The output becomes available after 5 seconds. I was expecting parsestream to output each statement as soon as it is read from stdin. Also, I tried to create a separate newin that uses a buffersize of 1.

Is there anything I'm doing wrong here?

I'm in OS X Yosemite with Python 2.7.9.

andialbrecht commented 9 years ago

That's an interesting use case! ATM parsestream relies on EOF and is intended to work with patterns like "echo 'select * from foo' | stream.py". Are you trying to format log files in a tail-like manner?

For now parsestream doesn't try to deteremine the end of an statement at all (albeit it might be possible). This would be required for that use case then.

resamsel commented 9 years ago

Thank's for you reply! I'm having a large file with lots of SQL statements (70K+ lines) that I want to start as soon as the first statement has been read successfully. At the same time I want to be able to create SQL statements with a script and pipe it to my stream.py.

I already use sqlparse to read SQL statements from a file/stdin and execute them (see https://github.com/resamsel/dbnavigator/blob/master/src/dbnav/executer/__init__.py if you're interested in what I'm currently working on). I'm trying to replace the read_statements function with a stream, to work around the long time it takes to read and parse all of those 70K+ lines...

mehaase commented 9 years ago

+1 I'm interested in reading a database dump (.sql) and being able to extract information from Python without needing to actually stage it in a real database. I'm working with files > 100k lines. The performance is okay so far, but as I scale up, it would be nice if the generator could start returning results without needing to read the entire file into memory.

c3c commented 9 years ago

+1 i would like to use this library for parsing large sql dump files

vmuriart commented 8 years ago

will anyone be able to provide an example and test for this? I think I see what's going on, but would like to validate

resamsel commented 8 years ago

@vmuriart, what's wrong with the example and test in the original post? I'd be happy to provide more information, if you need any.
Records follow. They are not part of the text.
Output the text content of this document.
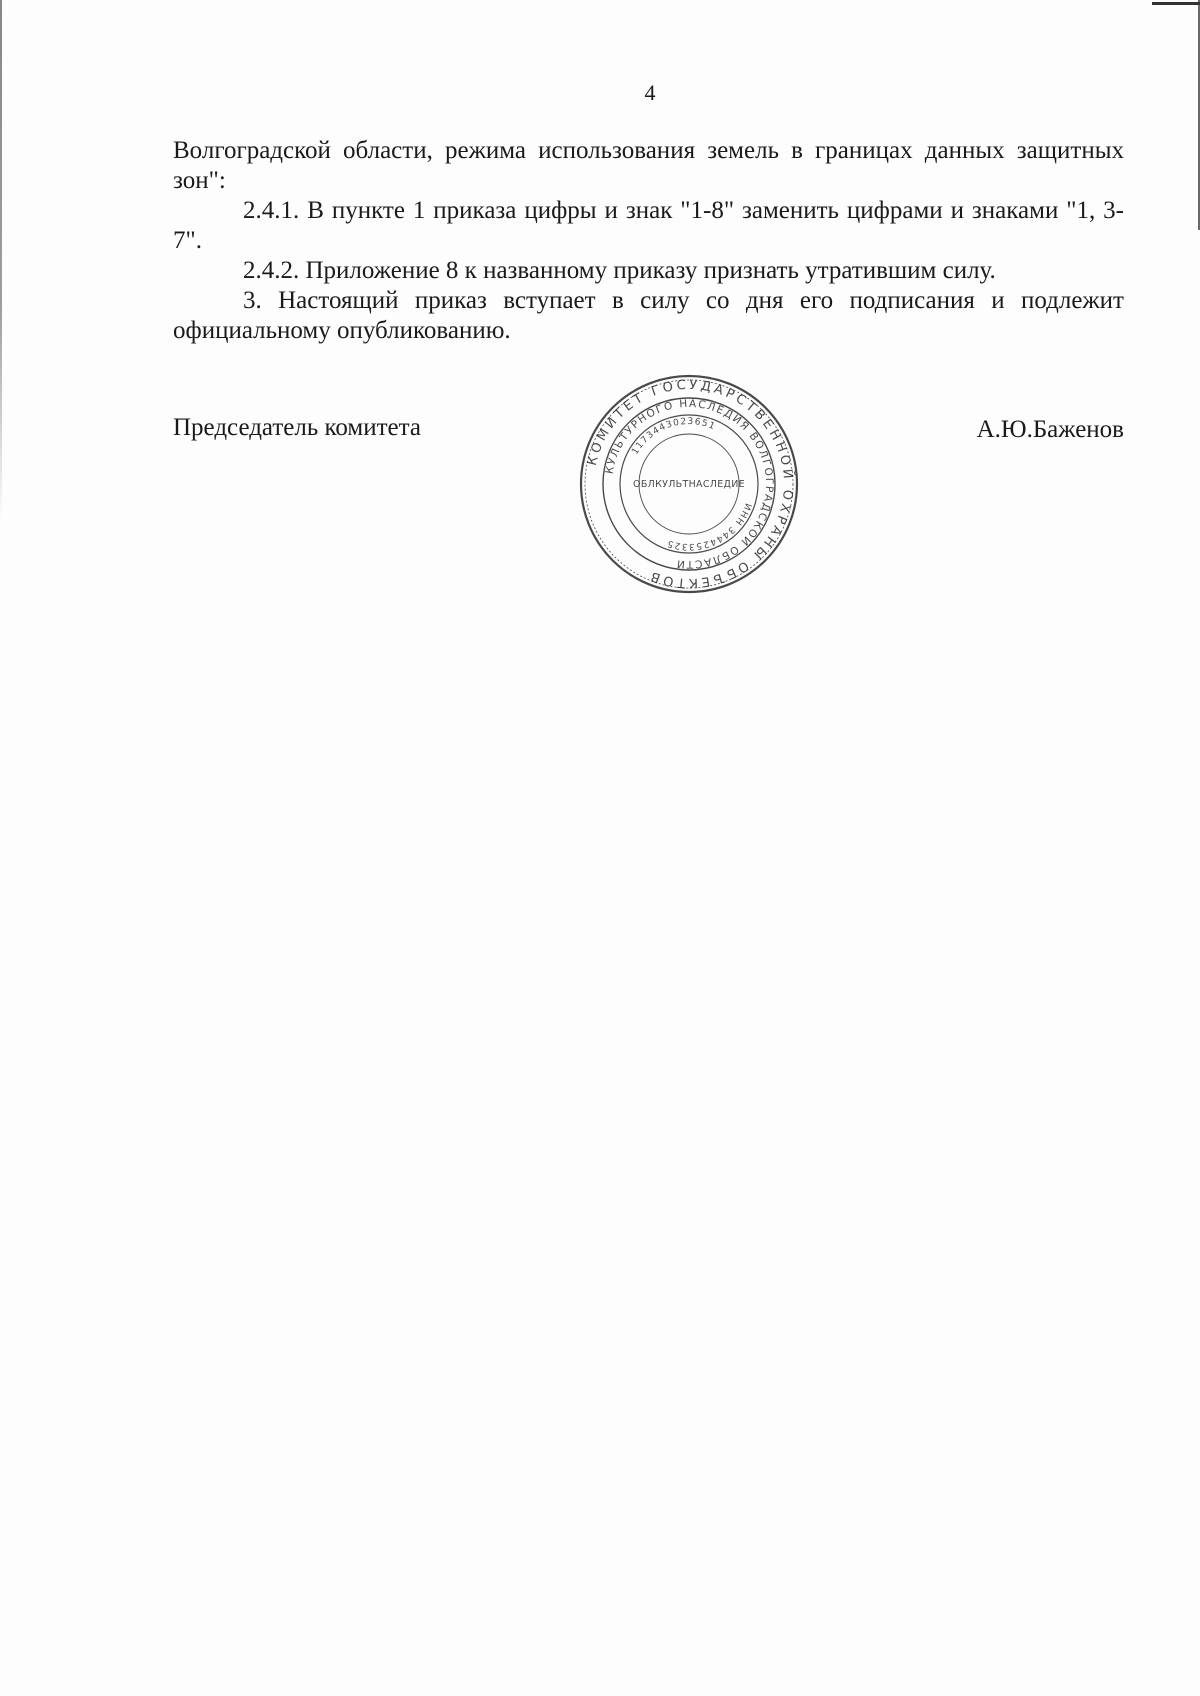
4

Волгоградской области, режима использования земель в границах данных защитных зон":

2.4.1. В пункте 1 приказа цифры и знак "1-8" заменить цифрами и знаками "1, 3-7".

2.4.2. Приложение 8 к названному приказу признать утратившим силу.

3. Настоящий приказ вступает в силу со дня его подписания и подлежит официальному опубликованию.

Председатель комитета	А.Ю.Баженов
КОМИТЕТ ГОСУДАРСТВЕННОЙ ОХРАНЫ ОБЪЕКТОВ
КУЛЬТУРНОГО НАСЛЕДИЯ ВОЛГОГРАДСКОЙ ОБЛАСТИ
ИНН 3444253325
1173443023651
ОБЛКУЛЬТНАСЛЕДИЕ
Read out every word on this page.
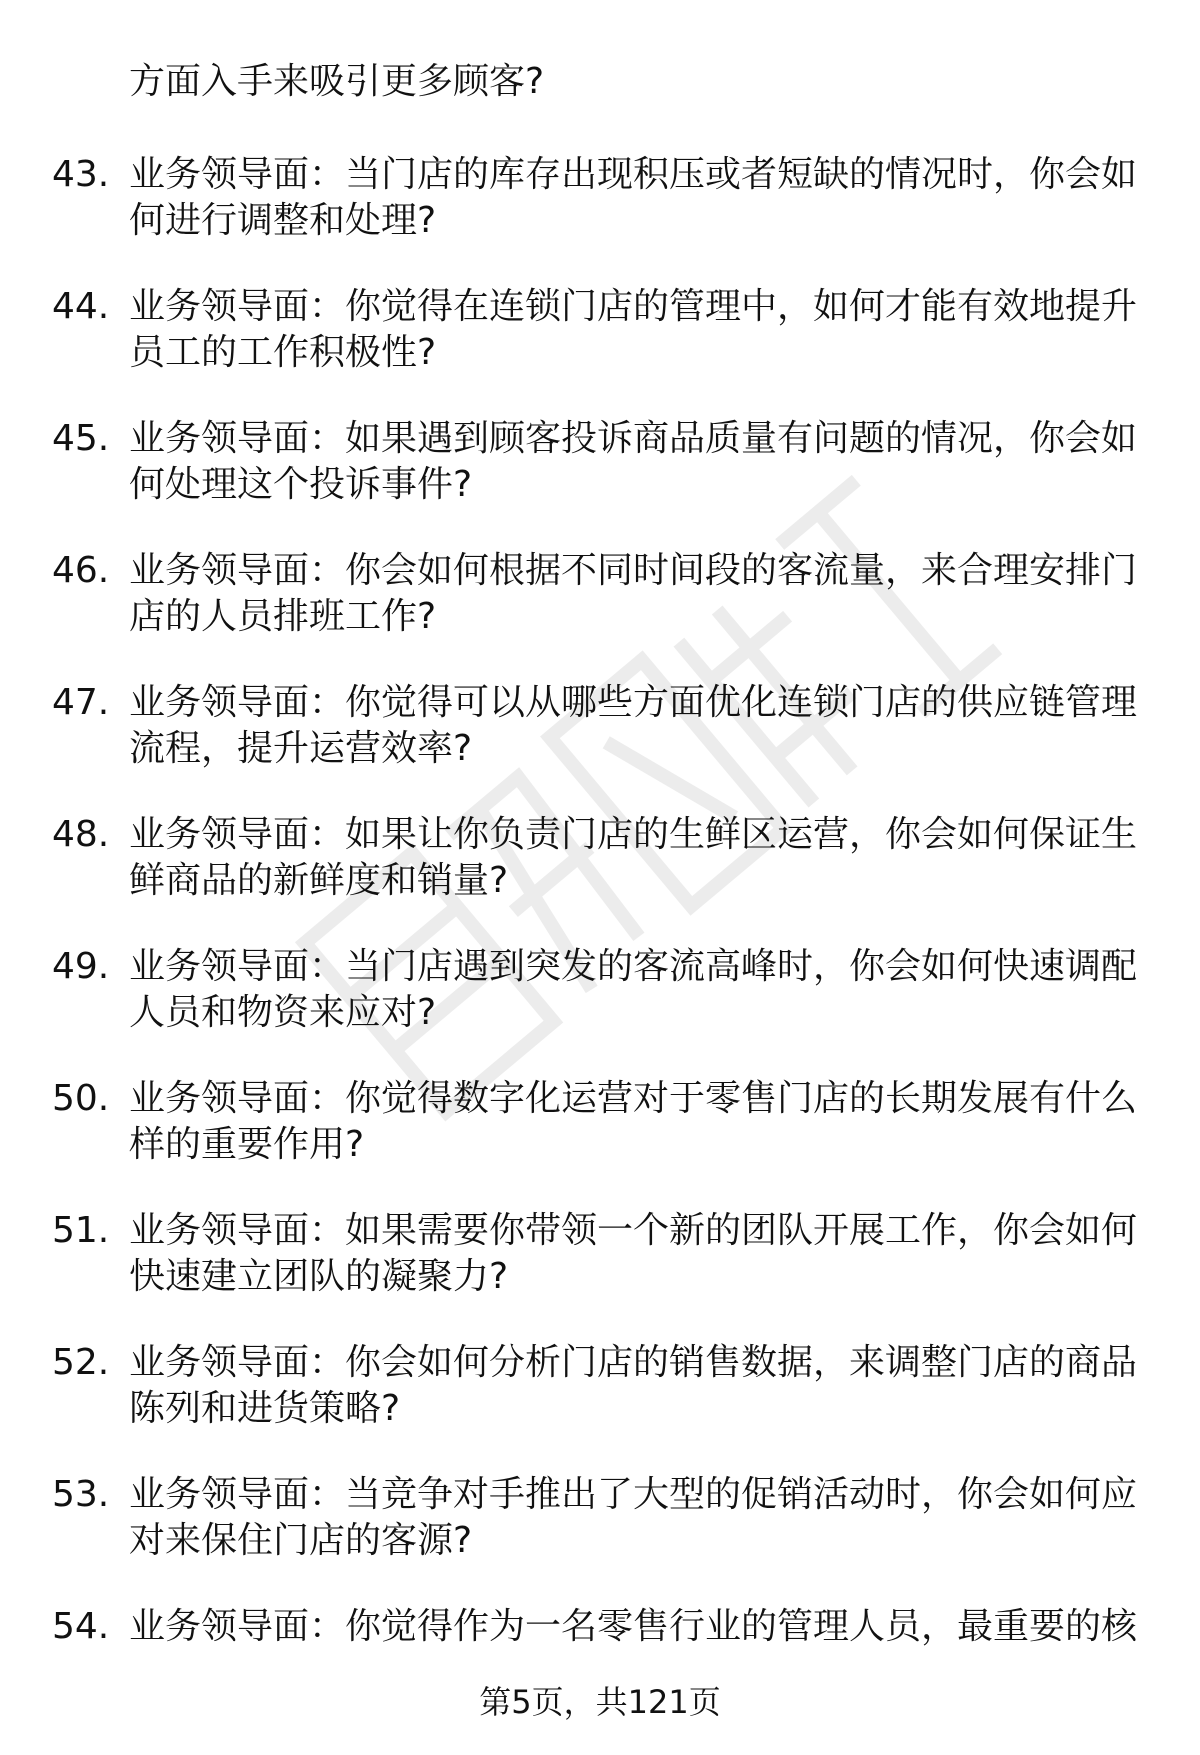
方面入手来吸引更多顾客?
43. 业务领导面：当门店的库存出现积压或者短缺的情况时，你会如
何进行调整和处理?
44. 业务领导面：你觉得在连锁门店的管理中，如何才能有效地提升
员工的工作积极性?
45. 业务领导面：如果遇到顾客投诉商品质量有问题的情况，你会如
何处理这个投诉事件?
46. 业务领导面：你会如何根据不同时间段的客流量，来合理安排门
店的人员排班工作?
47. 业务领导面：你觉得可以从哪些方面优化连锁门店的供应链管理
流程，提升运营效率?
48. 业务领导面：如果让你负责门店的生鲜区运营，你会如何保证生
鲜商品的新鲜度和销量?
49. 业务领导面：当门店遇到突发的客流高峰时，你会如何快速调配
人员和物资来应对?
50. 业务领导面：你觉得数字化运营对于零售门店的长期发展有什么
样的重要作用?
51. 业务领导面：如果需要你带领一个新的团队开展工作，你会如何
快速建立团队的凝聚力?
52. 业务领导面：你会如何分析门店的销售数据，来调整门店的商品
陈列和进货策略?
53. 业务领导面：当竞争对手推出了大型的促销活动时，你会如何应
对来保住门店的客源?
54. 业务领导面：你觉得作为一名零售行业的管理人员，最重要的核
第5页，共121页
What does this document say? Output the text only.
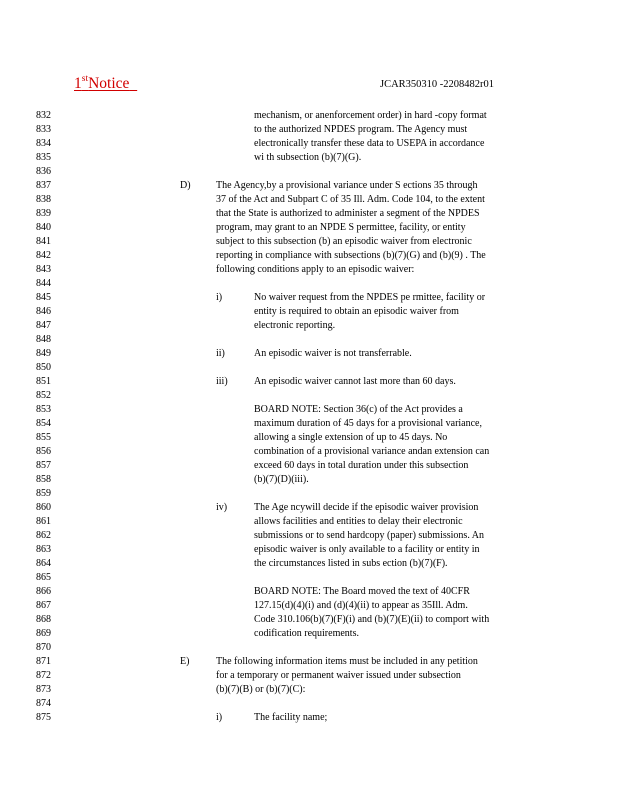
1stNotice	JCAR350310 -2208482r01
832
833
834
835
836
837
838
839
840
841
842
843
844
845
846
847
848
849
850
851
852
853
854
855
856
857
858
859
860
861
862
863
864
865
866
867
868
869
870
871
872
873
874
875
mechanism, or anenforcement order) in hard -copy format
to the authorized NPDES program. The Agency must
electronically transfer these data to USEPA in accordance
wi th subsection (b)(7)(G).
D)	The Agency,by a provisional variance under S ections 35 through
37 of the Act and Subpart C of 35 Ill. Adm. Code 104, to the extent
that the State is authorized to administer a segment of the NPDES
program, may grant to an NPDE S permittee, facility, or entity
subject to this subsection (b) an episodic waiver from electronic
reporting in compliance with subsections (b)(7)(G) and (b)(9) . The
following conditions apply to an episodic waiver:
i)	No waiver request from the NPDES pe rmittee, facility or
entity is required to obtain an episodic waiver from
electronic reporting.
ii)	An episodic waiver is not transferrable.
iii)	An episodic waiver cannot last more than 60 days.
BOARD NOTE: Section 36(c) of the Act provides a
maximum duration of 45 days for a provisional variance,
allowing a single extension of up to 45 days. No
combination of a provisional variance andan extension can
exceed 60 days in total duration under this subsection
(b)(7)(D)(iii).
iv)	The Age ncywill decide if the episodic waiver provision
allows facilities and entities to delay their electronic
submissions or to send hardcopy (paper) submissions. An
episodic waiver is only available to a facility or entity in
the circumstances listed in subs ection (b)(7)(F).
BOARD NOTE: The Board moved the text of 40CFR
127.15(d)(4)(i) and (d)(4)(ii) to appear as 35Ill. Adm.
Code 310.106(b)(7)(F)(i) and (b)(7)(E)(ii) to comport with
codification requirements.
E)	The following information items must be included in any petition
for a temporary or permanent waiver issued under subsection
(b)(7)(B) or (b)(7)(C):
i)	The facility name;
vmuriart commented 8 years ago

I'm on a Windows computer :sob:. Specifically though, I was looking for something that could be added to the libraries tests

mehaase commented 8 years ago

Here are some free SQL dumps found via Google. Some are quite large.

http://dev.mysql.com/doc/index-other.html http://sportsdb.org/sd/samples More: https://www.google.com/search?safe=off&q=filetype%3Asql

vmuriart commented 8 years ago

Thanks @mehaase. I meant an example that can be included on the tests module. I am having a hard time coming up with a way to automate this test.

abudis commented 2 years ago

Sorry for reviving an old issue, but it would be great if something similar (exactly the same?) as what @Toilal has added in the fork was added upstream!